Il motivo conduttore della corrente di indignazione è che siamo un Paese marcio, destinato a scomparire dalla mappa geo-politica del globo e che siamo riusciti a collezionare i peggiori amministratori pubblici del pianeta, i più corrotti funzionari dello Stato e gli imprenditori più infingardi che ci siano in circolazione nell’orbe terracqueo. Un’affermazione di questo tipo se fatta in pubblico garantisce quasi sempre applausi a manetta e i più bravi nello scandirla arrivano a conquistarsi una standing ovation. A dar loro ragione uscirà di sicuro nei giorni successivi una ricerca di un organismo internazionale che attesterà come il nostro Paese sia ormai al quattrocentesimo posto delle graduatorie mondiali della trasparenza appena sopra la Colombia dei narcos.
Ma è davvero così? Siamo un Paese che ha perso totalmente la virtù e nel quale il malaffare avanza incontrastato? Per rispondere a domande così impegnative conviene procedere per approssimazioni successive. La prima riguarda il legame tra ampiezza della presenza pubblica in economia e diffusione della corruzione. Se a Roma saccheggiare l’Atac è diventato l’obiettivo numero uno del partito della mazzetta, è anche perché si è ridotto il perimetro dell’economia pubblica a disposizione delle incursioni affaristiche. Le privatizzazioni non saranno state uno straordinario esempio di politica industriale ma hanno comunque delimitato la presenza dello Stato e statisticamente ridotto le occasioni di corruzione. È chiaro che si tratta di una considerazione di carattere quantitativo, non sosterrei mai che basta privatizzare per eliminare il malaffare, mi limito a dire che è una condizione utile e che quando si verifica obbliga i faccendieri a ridurre il raggio delle proprie ambizioni. Se deve rubare su mense per i migranti e forestali siciliani il partito della corruzione registra un arretramento e non certo un’avanzata.
Un ragionamento analogo si può fare in merito al valore aggiunto sprigionato dalla società civile italiana. Tradizionalmente grazie ai corpi intermedi il nostro tessuto sociale ha svolto un ruolo di coesione e di solidarietà che spesso ha surrogato l’assenza di politiche pubbliche efficaci.
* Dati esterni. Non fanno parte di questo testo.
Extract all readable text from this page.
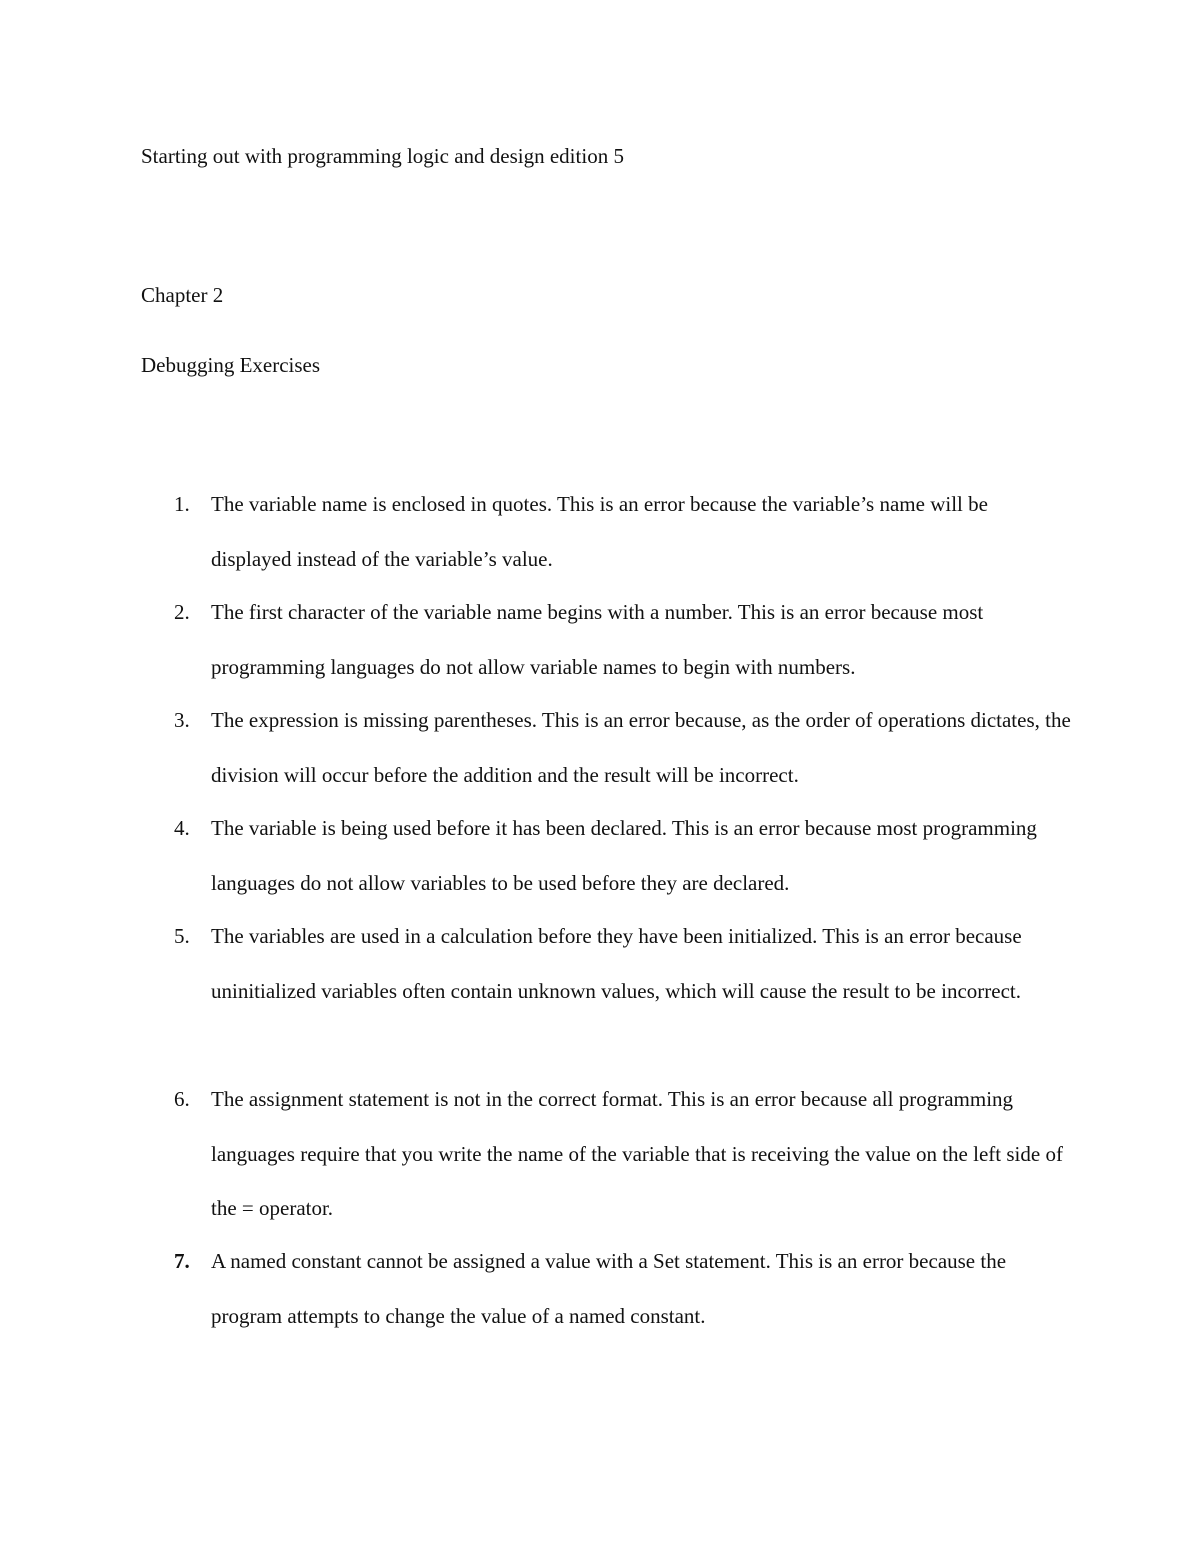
Starting out with programming logic and design edition 5
Chapter 2
Debugging Exercises
1.	The variable name is enclosed in quotes. This is an error because the variable’s name will be displayed instead of the variable’s value.
2.	The first character of the variable name begins with a number. This is an error because most programming languages do not allow variable names to begin with numbers.
3.	The expression is missing parentheses. This is an error because, as the order of operations dictates, the division will occur before the addition and the result will be incorrect.
4.	The variable is being used before it has been declared. This is an error because most programming languages do not allow variables to be used before they are declared.
5.	The variables are used in a calculation before they have been initialized. This is an error because uninitialized variables often contain unknown values, which will cause the result to be incorrect.
6.	The assignment statement is not in the correct format. This is an error because all programming languages require that you write the name of the variable that is receiving the value on the left side of the = operator.
7.	A named constant cannot be assigned a value with a Set statement. This is an error because the program attempts to change the value of a named constant.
Abbiamo un terzo settore più ampio di altri Paesi anche perché l’azione dal basso ha fatto da surrogato alla carenza di indirizzi top down. Se fino al Novecento la società civile ha garantito questo tipo di legature con i processi di internazionalizzazione il suo ruolo è cambiato. Ha saputo in qualche maniera intercettare il cambio di paradigma e ha preso come riferimento la media-di-quello-chefanno- gli-altri-europei. Questo processo ha generato una crescita diffusa di competenze sottoposte a concorrenza internazionale e quindi vere.
La ragione forte della differenza tra Milano e Roma, evocata da Raffaele Cantone, sta proprio nella diversa qualità delle rispettive società civili, nella loro differente esposizione al confronto (quantomeno) continentale. So bene che anche in questo caso tutto ciò non garantisce la morte della mazzetta ma ne riduce solo statisticamente — uso ancora questo avverbio — la frequenza.
C’è quindi tanto da monitorare e studiare sull’evoluzione delle nostre società anche per capire come cambia la corruzione e questo compito tira inevitabilmente in ballo giornalisti e magistrati. Troppo spesso anche loro vittime della pigrizia.